I groaned. There was no daylight. I pulled on the clothes. There was a thick black shirt and green cargo pants. The pockets had a myriad of bandages and medicines and something that looked suspiciously like a grenade. I shoved it back into the pocket. I plucked the knife off the belt loop and stashed it in my back pocket.

Max waited for me in a generic black car. He eased onto the main road. He tapped the glove box. "There's gloves and perfume. Put them on. And put your hair up." He handed me a hair tie, and a pair of mirrored sunglasses.

I pulled my hair back. "Don't you know these people?"

He shrugged. He merged onto the freeway, driving at exactly the speed limit. He was polite and not crazy. He was making me nervous. He always drove like a maniac.

Half an hour later, he pulled up to a clean, metal building. He pulled a gun out of the middle console. "Stay close."

Glass crunched under our feet as they walked through the open door. Computers flashed, desks empty. The whole place was completely silent. Max motioned for me to stay put. He moved through the office, ducking through an open doorway.

I stood, heart racing at every new sound. A coffee pot in the corner tried to turn on, but the very last of the water splashed out and it started flashing red, blaring discontentedly. It exploded.

I stumbled back, tripping over my own feet. I saw Max, gun held on the coffee maker.

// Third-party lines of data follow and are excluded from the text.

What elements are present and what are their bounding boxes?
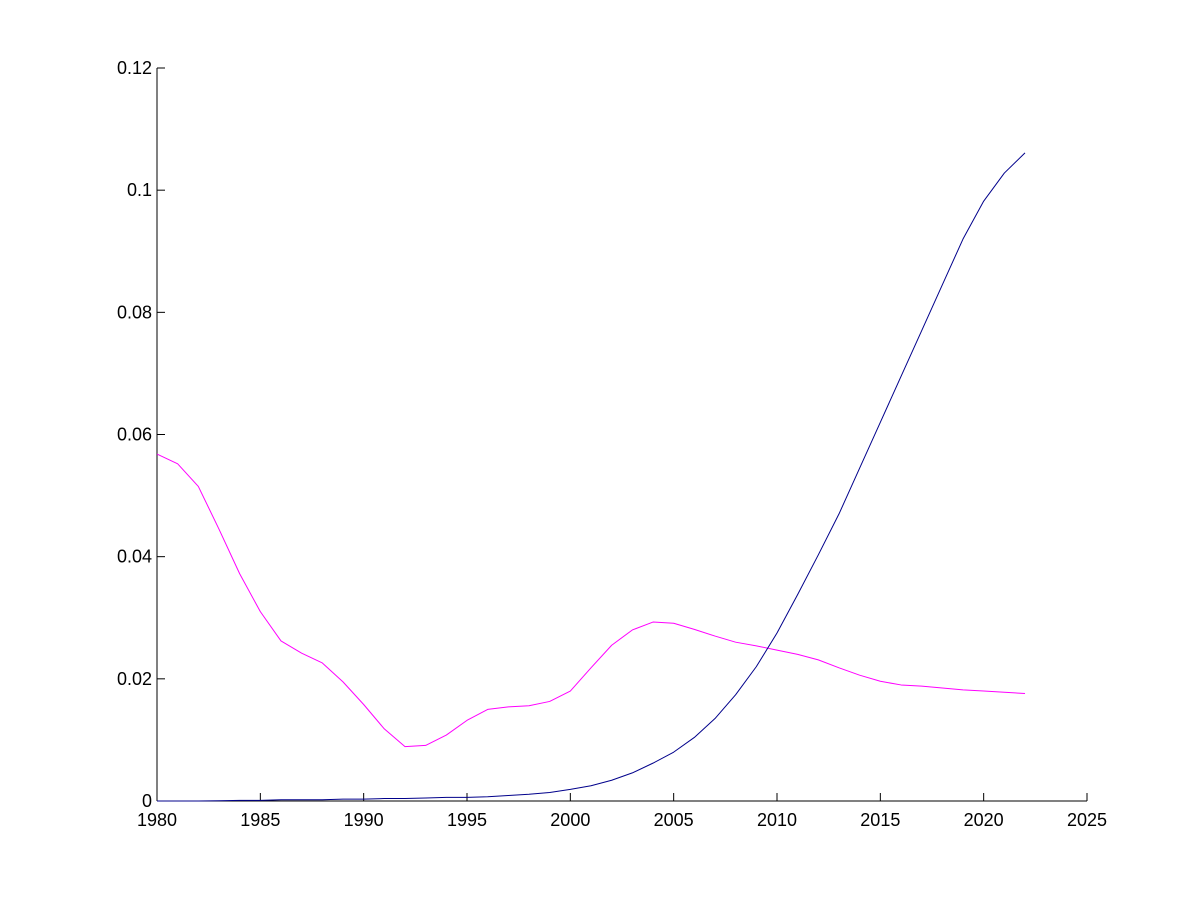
y-tick-label: 0	[142, 791, 152, 811]
x-tick-label: 2000	[550, 810, 590, 830]
series-group	[156, 152, 1026, 802]
x-tick-label: 1985	[240, 810, 280, 830]
y-tick-label: 0.06	[117, 425, 152, 445]
y-tick-label: 0.12	[117, 58, 152, 78]
x-tick-label: 2010	[757, 810, 797, 830]
x-tick-label: 2005	[654, 810, 694, 830]
y-tick-label: 0.02	[117, 669, 152, 689]
x-tick-label: 1995	[447, 810, 487, 830]
x-tick-label: 1980	[137, 810, 177, 830]
y-tick-label: 0.08	[117, 302, 152, 322]
x-tick-label: 1990	[344, 810, 384, 830]
series-line-2	[157, 152, 1026, 802]
x-tick-label: 2015	[860, 810, 900, 830]
y-tick-label: 0.1	[127, 180, 152, 200]
x-tick-label: 2020	[964, 810, 1004, 830]
axes: 1980 1985 1990 1995 2000 2005 2010 2015 2020 2025…	[117, 58, 1107, 830]
series-line-1	[156, 453, 1026, 748]
y-tick-label: 0.04	[117, 547, 152, 567]
x-tick-label: 2025	[1067, 810, 1107, 830]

He stowed his weapon. "You okay?"

I nodded.

"The place is empty. Come here." He pointed to a big desk in the middle of the room. "See if you can find anything in the drawers. There's an extra key in the keyboard."

I took the key out. I opened all the drawers. They were extremely well-organized. I shifted through the piles of folders in the very last drawer. They were all just numbers. I sat on the chair. A picture of a Rottweiler caught my attention. I froze. That was Matilda, Ethan's dog. All dressed up for Christmas. She had on a red and green hat and a green collar with bells on it. I'd taken this picture.

"Alex, come on! You can't still be mad at me."

I didn't answer. I was busy ignoring him. I rubbed Matilda's head on my way in. We'd picked her up from my parents for 4th of July weekend. She waited for Ethan to come in and shut the door. He pat her head before coming to a halt across from me. The island sat between us.

Ethan rubbed Maddie's ears. "I'm sorry I made you rush out of there." We'd been out getting coffee.

My lips curled into a smile. "That's not why I'm mad."

"Then what?" He demanded.

This conversation felt all too familiar and majorly overworked. I shook my head slowly, "It matters to me that you won't tell me why."

He stiffened. His gaze narrowed. "Alex, I told you, I'm a software designer. I make a lot of money. People get mad. That's why I'm leaving in a couple months!"

"Bullshit!" I froze, regretted it as soon as I said it.

He sank onto the barstool, didn't say anything.

I plowed ahead. "I know you say it doesn't matter where you came from, just where you're going, but it matters to me. I don't care if it's not pretty."